Back to the future
On the whole, there’s much reason for retailers to be cautiously optimistic heading into the crucial holiday season of 2022, but the early signs are not promising. Supply chain disruptions slowly but surely continue to ease, suppliers’ fill rates are becoming more reliable, and logistics costs are trending downward.
Yet a slew of uncertainty remains. Abrupt changes in COVID-19 policies in Asia could quickly impact global commerce, as may the wavering conflict in Eastern Europe. At home, corrective interest rate hikes by the Federal Reserve can prove “bitter medicine” in the short term, alarming stock traders and retail consumers alike. Could the 2022 holiday shopping season be an economic “last hurrah” before an approaching recession we’re being warned about?
Meanwhile, labor shortages continue to hinder every point along the retail value chain, from interstate trucking routes to the regional distribution centers to the local sales floor. We see a slowdown in blue-collar and tech jobs due to market corrections, but the services economy remains vibrant – we have more jobs than there are people wanting to work which continues to pressure retailers.

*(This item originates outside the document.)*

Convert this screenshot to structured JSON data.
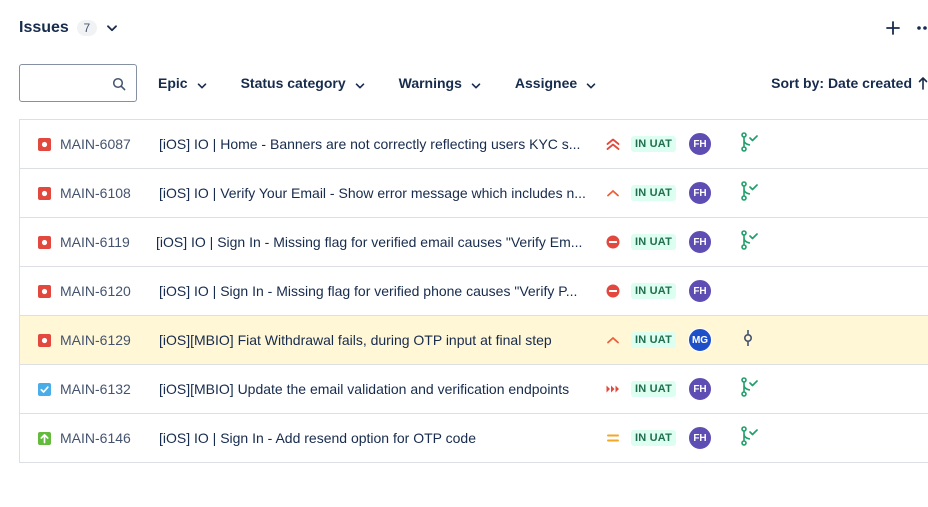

With so many external variables out there, retailers can still focus on proactive measures they can control—namely, looking ahead toward adopting advanced, data-driven forecasting tools to keep a step ahead of shifting consumer demand, accurately allocating goods across every sales channel, and automated lifecycle pricing to preserve the highest margin from every SKU.
In today’s capricious economic climate, these leading-edge technical solutions are steps retailers can take today toward becoming “disruption-proof” and maintaining their advantage in an ever-competitive marketplace.